Nothing up high softened while the bottom became nice peel away corn by noon.  My son enjoyed it at first but started getting a little bored after 5 runs so we did a few more and called it.  I think he has already moved on to baseball.  I hope to get out this weekend for a little bit but I'll see how the weather looks.  


Sent from my iPhone using AlpineZone


----------



## Glenn (Apr 20, 2017)

Awesome that you're still getting out there!


----------



## Jcb890 (Apr 21, 2017)

Were they able to patch up any of the large grassy/puddle spots on Polecat?


----------



## xwhaler (Apr 21, 2017)

I will be very curious to see pics/hear how Wildcat is this wknd.
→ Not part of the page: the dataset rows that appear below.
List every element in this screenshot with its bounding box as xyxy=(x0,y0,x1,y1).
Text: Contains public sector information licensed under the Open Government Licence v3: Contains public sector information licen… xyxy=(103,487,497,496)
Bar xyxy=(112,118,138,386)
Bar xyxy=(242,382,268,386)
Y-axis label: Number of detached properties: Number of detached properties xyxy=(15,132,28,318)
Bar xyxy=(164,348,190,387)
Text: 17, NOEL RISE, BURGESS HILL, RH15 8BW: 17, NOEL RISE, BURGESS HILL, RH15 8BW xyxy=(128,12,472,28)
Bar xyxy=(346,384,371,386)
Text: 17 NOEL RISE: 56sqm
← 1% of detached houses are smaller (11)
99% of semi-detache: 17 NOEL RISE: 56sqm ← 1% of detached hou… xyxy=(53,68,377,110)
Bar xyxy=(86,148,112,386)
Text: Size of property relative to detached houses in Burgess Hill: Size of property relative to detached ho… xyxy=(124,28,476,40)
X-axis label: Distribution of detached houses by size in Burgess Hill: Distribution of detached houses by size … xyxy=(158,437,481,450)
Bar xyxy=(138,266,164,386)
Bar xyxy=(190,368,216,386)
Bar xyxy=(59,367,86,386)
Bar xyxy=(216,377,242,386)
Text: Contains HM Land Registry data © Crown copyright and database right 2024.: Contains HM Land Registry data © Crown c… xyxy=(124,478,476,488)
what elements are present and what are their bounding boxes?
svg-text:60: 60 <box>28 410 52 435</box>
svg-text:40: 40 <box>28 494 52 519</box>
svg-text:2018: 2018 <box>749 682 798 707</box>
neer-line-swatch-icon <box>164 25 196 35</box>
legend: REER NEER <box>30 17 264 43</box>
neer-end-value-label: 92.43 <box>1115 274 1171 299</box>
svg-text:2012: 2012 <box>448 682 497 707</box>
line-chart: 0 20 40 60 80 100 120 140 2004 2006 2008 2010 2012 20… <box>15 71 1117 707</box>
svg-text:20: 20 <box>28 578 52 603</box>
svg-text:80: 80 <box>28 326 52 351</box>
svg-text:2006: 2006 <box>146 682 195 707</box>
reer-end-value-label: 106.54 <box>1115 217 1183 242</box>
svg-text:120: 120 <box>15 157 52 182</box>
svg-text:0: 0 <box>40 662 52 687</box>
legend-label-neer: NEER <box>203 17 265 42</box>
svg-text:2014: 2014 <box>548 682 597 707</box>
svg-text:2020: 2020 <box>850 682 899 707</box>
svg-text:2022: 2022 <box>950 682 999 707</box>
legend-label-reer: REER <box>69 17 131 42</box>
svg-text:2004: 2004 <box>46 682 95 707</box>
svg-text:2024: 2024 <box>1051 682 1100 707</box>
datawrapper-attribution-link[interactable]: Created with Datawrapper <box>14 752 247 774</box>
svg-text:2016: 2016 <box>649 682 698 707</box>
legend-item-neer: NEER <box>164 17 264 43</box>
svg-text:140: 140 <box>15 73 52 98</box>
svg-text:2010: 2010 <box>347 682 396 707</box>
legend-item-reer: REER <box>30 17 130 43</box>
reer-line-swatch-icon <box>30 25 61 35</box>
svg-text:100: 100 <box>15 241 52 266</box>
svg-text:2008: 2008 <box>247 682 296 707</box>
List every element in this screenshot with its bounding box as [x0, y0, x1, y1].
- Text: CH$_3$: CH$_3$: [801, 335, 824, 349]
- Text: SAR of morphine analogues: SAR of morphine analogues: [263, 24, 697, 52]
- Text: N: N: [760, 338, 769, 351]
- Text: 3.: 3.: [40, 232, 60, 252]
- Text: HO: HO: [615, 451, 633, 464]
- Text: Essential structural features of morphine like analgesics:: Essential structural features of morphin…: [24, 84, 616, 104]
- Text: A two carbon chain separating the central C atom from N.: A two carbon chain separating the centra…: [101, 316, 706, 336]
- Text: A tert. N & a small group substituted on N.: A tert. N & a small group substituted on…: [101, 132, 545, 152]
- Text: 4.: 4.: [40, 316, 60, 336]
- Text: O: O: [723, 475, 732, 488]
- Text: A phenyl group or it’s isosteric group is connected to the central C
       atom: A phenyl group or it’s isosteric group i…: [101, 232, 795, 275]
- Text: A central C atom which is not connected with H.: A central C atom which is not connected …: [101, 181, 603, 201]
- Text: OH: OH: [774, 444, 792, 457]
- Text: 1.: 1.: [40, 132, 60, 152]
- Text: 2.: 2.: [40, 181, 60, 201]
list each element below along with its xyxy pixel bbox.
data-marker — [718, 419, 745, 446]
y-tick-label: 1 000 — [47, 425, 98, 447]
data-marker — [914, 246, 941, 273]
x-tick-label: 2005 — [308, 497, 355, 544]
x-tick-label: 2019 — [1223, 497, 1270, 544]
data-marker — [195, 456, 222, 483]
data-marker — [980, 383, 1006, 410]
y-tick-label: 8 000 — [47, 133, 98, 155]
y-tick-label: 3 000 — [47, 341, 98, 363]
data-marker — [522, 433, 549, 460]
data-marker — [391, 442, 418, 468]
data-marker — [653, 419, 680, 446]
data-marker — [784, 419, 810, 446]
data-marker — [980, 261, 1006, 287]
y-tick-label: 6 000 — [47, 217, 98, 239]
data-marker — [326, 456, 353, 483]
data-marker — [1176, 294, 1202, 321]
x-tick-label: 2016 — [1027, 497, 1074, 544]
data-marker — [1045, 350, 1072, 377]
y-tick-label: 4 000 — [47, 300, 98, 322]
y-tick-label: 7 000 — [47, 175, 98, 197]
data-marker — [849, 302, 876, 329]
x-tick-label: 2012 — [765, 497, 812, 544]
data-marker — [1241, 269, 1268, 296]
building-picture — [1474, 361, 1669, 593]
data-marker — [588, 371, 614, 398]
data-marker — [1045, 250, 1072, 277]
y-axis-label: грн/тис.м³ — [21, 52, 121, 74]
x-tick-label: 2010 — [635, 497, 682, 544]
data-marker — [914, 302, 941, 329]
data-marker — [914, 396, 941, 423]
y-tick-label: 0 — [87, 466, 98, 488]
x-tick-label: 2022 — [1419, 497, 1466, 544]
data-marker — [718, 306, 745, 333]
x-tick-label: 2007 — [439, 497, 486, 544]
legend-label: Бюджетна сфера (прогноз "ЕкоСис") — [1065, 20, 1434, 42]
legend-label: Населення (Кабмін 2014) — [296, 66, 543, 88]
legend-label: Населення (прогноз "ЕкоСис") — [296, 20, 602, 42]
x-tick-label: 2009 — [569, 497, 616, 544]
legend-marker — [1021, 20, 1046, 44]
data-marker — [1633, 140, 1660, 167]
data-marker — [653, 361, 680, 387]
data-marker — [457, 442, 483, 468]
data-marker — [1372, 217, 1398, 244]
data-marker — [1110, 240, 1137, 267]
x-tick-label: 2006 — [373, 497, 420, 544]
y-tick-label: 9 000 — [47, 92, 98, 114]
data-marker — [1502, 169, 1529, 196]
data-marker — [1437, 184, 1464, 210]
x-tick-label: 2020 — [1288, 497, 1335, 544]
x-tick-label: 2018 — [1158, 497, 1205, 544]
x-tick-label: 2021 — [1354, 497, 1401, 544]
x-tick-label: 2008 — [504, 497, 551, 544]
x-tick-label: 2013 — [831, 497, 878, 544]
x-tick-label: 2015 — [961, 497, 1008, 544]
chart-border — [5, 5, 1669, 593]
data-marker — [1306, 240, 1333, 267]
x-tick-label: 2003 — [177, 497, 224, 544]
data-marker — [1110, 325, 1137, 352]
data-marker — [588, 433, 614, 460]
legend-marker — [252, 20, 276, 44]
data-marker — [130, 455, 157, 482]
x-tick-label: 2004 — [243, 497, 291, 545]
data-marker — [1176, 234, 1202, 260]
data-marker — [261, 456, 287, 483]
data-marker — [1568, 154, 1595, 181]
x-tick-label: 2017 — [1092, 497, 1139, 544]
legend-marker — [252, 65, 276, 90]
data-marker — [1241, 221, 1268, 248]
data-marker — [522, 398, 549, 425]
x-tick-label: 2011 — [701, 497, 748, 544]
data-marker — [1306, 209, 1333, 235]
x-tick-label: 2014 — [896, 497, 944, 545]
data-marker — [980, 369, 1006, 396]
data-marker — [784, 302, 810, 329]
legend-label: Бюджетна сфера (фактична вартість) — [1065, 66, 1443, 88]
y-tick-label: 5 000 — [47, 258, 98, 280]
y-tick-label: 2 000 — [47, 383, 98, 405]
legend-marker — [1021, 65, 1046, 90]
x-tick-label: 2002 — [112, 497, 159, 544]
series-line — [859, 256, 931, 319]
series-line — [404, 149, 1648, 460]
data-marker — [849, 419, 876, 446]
Upper Lynx was quite rough last Sunday

Sent from my XT1254 using AlpineZone mobile app


----------



## Jcb890 (Apr 21, 2017)

xwhaler said:


> I will be very curious to see pics/hear how Wildcat is this wknd. Upper Lynx was quite rough last Sunday
> 
> Sent from my XT1254 using AlpineZone mobile app


I thought both of the main trails from the summit were in pretty tough shape if they're shooting for a few more weeks.  However, maybe they'll be able to push snow around because in many spots it looked like plenty of coverage left.  I had never been to Wildcat before, so I'm not sure how they usually handle Spring-time operations.  I thought it was still plenty fun last weekend and worth the trip.


----------



## Jully (Apr 22, 2017)

Any word on how lynx, polecat, catapult, and the lower Mt trails look after today? Between the Cat and SR for tomorrow.


----------



## yeggous (Apr 23, 2017)

Jully said:


> Any word on how lynx, polecat, catapult, and the lower Mt trails look after today? Between the Cat and SR for tomorrow.



Lower mountain is in good shape. Upper Lynx and Upper Polecat have seen better days. Damage since last Sunday is minimal.


Sent from my iPhone using AlpineZone mobile app


----------



## xwhaler (Apr 23, 2017)

Wildcat opening tomorrow, Monday as well.  Nice nod to pass holders.  Between CM staying open 2 weeks beyond normal and Attitash an extra week you have to be impressed by Peaks' Granite efforts​.

Nice value for pass holders for sure.

Sent from my XT1254 using AlpineZone mobile app


----------



## snoseek (Apr 23, 2017)

I'm probably there tomorrow or the loaf if I can wake up.


----------